Now, the site generates heat and electricity from three coal-fired boilers, three waste-fired boilers and three steam turbines.
The plan is to replace these units with hydrogen-ready equipment sourced from Siemens.
EnBW is also planning to convert coal-fired sites in Altbach/Deizisau and Heilbronn to hydrogen.
Altogether, this will cost €1.6bn and produce 1.5GW.
The sites will also pump hot water to heat 28,500 homes, 1,400 businesses and 380 public facilities in and around Stuttgart.
The converted sites will use more renewable energy, as well. EnBW said green generation already accounts for 59% of its installed capacity.
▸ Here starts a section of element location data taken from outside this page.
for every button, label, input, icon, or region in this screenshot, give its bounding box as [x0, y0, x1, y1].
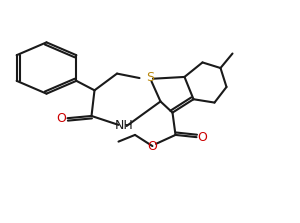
- Text: S: S: [146, 71, 154, 84]
- Text: NH: NH: [115, 120, 133, 132]
- Text: O: O: [56, 112, 66, 125]
- Text: O: O: [197, 131, 207, 144]
- Text: O: O: [148, 140, 157, 153]
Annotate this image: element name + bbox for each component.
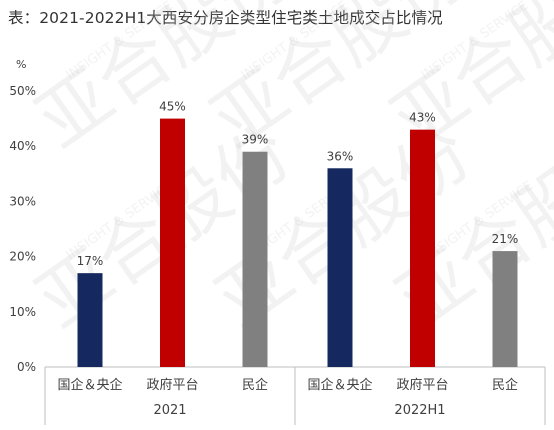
y-tick-label: 0% xyxy=(17,360,36,374)
bar-value-label: 45% xyxy=(159,100,186,114)
chart-axes: % 0% 10% 20% 30% 40% 50% xyxy=(9,58,546,425)
bar-value-label: 21% xyxy=(492,232,519,246)
x-category-label: 政府平台 xyxy=(146,378,198,393)
y-tick-label: 50% xyxy=(9,84,36,98)
bar-value-label: 39% xyxy=(242,133,269,147)
x-group-label: 2022H1 xyxy=(394,403,445,418)
y-axis-unit: % xyxy=(16,58,26,71)
x-category-label: 政府平台 xyxy=(396,378,448,393)
y-tick-label: 30% xyxy=(9,194,36,208)
x-category-label: 国企＆央企 xyxy=(307,377,372,393)
x-group-label: 2021 xyxy=(153,403,186,418)
y-tick-label: 20% xyxy=(9,250,36,264)
bar-value-label: 17% xyxy=(77,254,104,268)
bar xyxy=(160,118,185,367)
bar xyxy=(77,273,103,367)
y-tick-label: 40% xyxy=(9,139,36,153)
x-category-label: 民企 xyxy=(492,377,518,393)
y-tick-label: 10% xyxy=(9,305,36,319)
chart-title: 表：2021-2022H1大西安分房企类型住宅类土地成交占比情况 xyxy=(8,9,443,27)
bar xyxy=(242,151,268,367)
bar-value-label: 36% xyxy=(327,149,354,163)
chart-bars xyxy=(77,118,518,367)
chart-labels: 17% 国企＆央企 45% 政府平台 39% 民企 2021 36% 国企＆央企 43% 政府平台 2… xyxy=(57,100,518,418)
x-category-label: 民企 xyxy=(242,377,268,393)
bar xyxy=(492,251,518,367)
bar xyxy=(327,168,353,367)
bar-value-label: 43% xyxy=(409,111,436,125)
x-category-label: 国企＆央企 xyxy=(57,377,122,393)
bar xyxy=(410,129,435,367)
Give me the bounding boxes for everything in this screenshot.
EnBW said the switch to hydrogen required three years of planning and approval processes and two years of construction to create a plant capable of supplying 124MW of electrical and 370MW of thermal energy.
EnBW chief executive Georg Stamatelopoulos said hydrogen offered a solution to the inherent unreliability of weather-dependent energy sources, but could not be funded entirely by the private sector.
“The power plants needed for the energy transition cannot be financed by the market alone,” he said.
“This is why the German government needs to create a framework of regulatory incentives for more investment as part of its programme for the first 100 days in power.”
EnBW’s chief operating officer Peter Heydecker said the project showed that the energy transition was under way.
“EnBW is currently building half of all gas-fired power plants now under construction in Germany,” he said.
“Solely by switching from coal to natural gas, we are making dispatchable generation significantly more climate-friendly with around 50% lower carbon emissions.
“From the mid-2030s, we expect to take the next step and, after a second fuel switch, operate the plant on up to 100% low-carbon hydrogen, provided that this is available in sufficient quantities.”